Like all sources of unconventional oil, the Canadian oil sands are more expensive, more difficult and require more energy to extract than conventional oil. These issues have raised concerns about the industry's ability to develop the oil sands in a responsible manner. Statoil believes the environmental, social and economic issues facing oil sands development are difficult, but not impossible to overcome. By using the skill and expertise we acquired resolving some of the most challenging issues posed by developing the Norwegian continental shelf, we are working to advance oil sands science and expand our knowledge base.

Our involvement in the Canadian oil sands is based on clear economic facts, and a sound understanding of our company's technical ability.

Given rising world energy demand and declining reserves of conventional oil, the Canadian oil sands cannot and should not be ignored. They are the third-largest estimated proved oil reserve in the world, after Saudi Arabia and Venezuela. The oil sands contain proved reserves of 170 billion barrels of bitumen that are considered economically recoverable using present technologies.

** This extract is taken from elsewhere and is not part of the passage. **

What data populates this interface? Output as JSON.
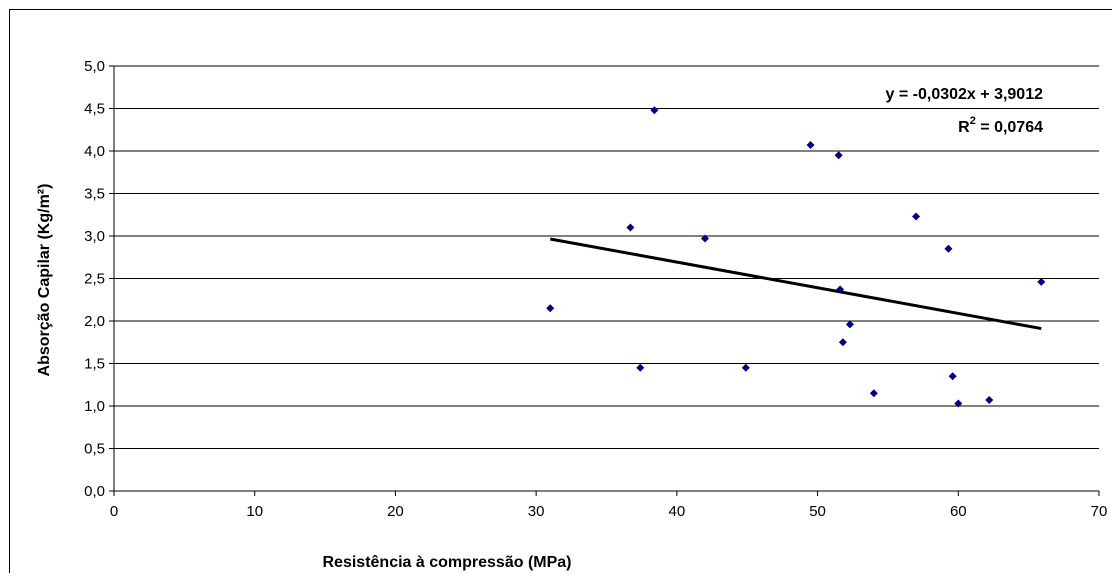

Located in the province of Alberta, the oil sands are a huge, long-term investment opportunity in a politically stable, highly regulated environment. While still in the early stages of development, the oil sands already play a major role in meeting global energy demand, with production of 1.5 million barrels per day (bpd) in 2010.

Two billion barrels of recoverable oil

Statoil has a 60% interest in and operates facilities related to the Kai Kos Dehseh (KKD) oil sands leases, which comprise 1,129 square kilometres of land located in the Athabasca region of north-eastern Alberta. Purchased in 2007, our leases are estimated to contain more than two billion barrels of recoverable resources. We plan to eventually produce more than 200,000 bpd from these leases for the next 30 years or more.

Statoil entered into a partnership with PTT Exploration and Production (PTTEP), of Thailand, through the sale of a 40% interest in our KKD leases, with effect from 1 January 2011. PTTEP is aligned with Statoil's step-by-step approach to oil sands development, which involves testing new processes and technologies on a small scale at our Leismer Demonstration Project before initiating full-field KKD development.

Leismer is a dedicated, integrated research facility, constructed for research and development experiments to be conducted throughout the entire life of the plant. We are undertaking a mix of long and short-term projects in conjunction with Statoil's Heavy Oil Technology Centre (HOTC), in Calgary, and our heavy oil group in Norway. This work is also supported by the Canadian government's Scientific Research and Experimental Development programme.

Start-up and operations

Leismer reached an important milestone in January 2011 with the first commercial-scale bitumen production. Start-up took place safely and efficiently, with higher production than anticipated. Statoil has received approval from Alberta regulators to increase Leismer's licensed capacity to 40,000 bpd, and to produce another 40,000 bpd from a future steam-assisted gravity drainage (SAGD) project called Corner.

SAGD - the most common commercial method used to develop in-situ oil sands - involves drilling pairs of stacked, parallel wells vertically to reach the reservoir, and then horizontally across the reservoir. Steam is injected into the top well to heat the reservoir until the bitumen flows into the lower well and is moved to the surface. SAGD has a much smaller surface footprint than surface mining operations. Statoil has no oil sands mining plans at this time.

Technology and innovation

A technology-based company, Statoil believes research and innovation will result in new technologies and processes that will reduce the energy and water consumed by our SAGD operations. We are seeking a 25% reduction in the carbon dioxide intensity of our oil sands operations by 2020, and have a long-term ambition of a total 40% reduction in carbon dioxide intensity by 2025. We are also aiming for a 45% reduction in water intensity over the next 10 years. To accomplish this, Statoil has established a USD 30 million oil sands technology plan. This five-year plan identifies technologies and development strategies that will improve project economics while meeting our carbon dioxide and water intensity targets.

In response to concerns about cumulative effects of oil sands developments on biodiversity, Statoil has undertaken and supported a variety of research and monitoring initiatives to address habitat disturbance, and larger-scale, regional fragmentation of ecosystems. Most of this work has been related to regional wildlife populations, but we are also working to enhance biodiversity in reforestation and wetland reclamation projects.

Recognising the value of collaboration, Statoil helped to establish the Oil Sands Leadership Initiative (OSLI), a collaborative network of major oil sands companies that is committed to accelerating technology and innovation that will improve the environmental, social and economic performance of in-situ and mining development. With a budget of USD 25 million, OSLI has more than 50 joint venture projects under way. These projects are driven by employees from OSLI companies who sit on four working groups that meet regularly to map out potential areas of mutual interest.

At Statoil, our ambition is that every asset, every construction process and every operation crew involved in our oil sands operations, should be better than the previous one. Through our research and development work and collaborative efforts with industry peers and research organisations, we are committed to becoming an industry leader in environmentally and socially responsible oil sands development.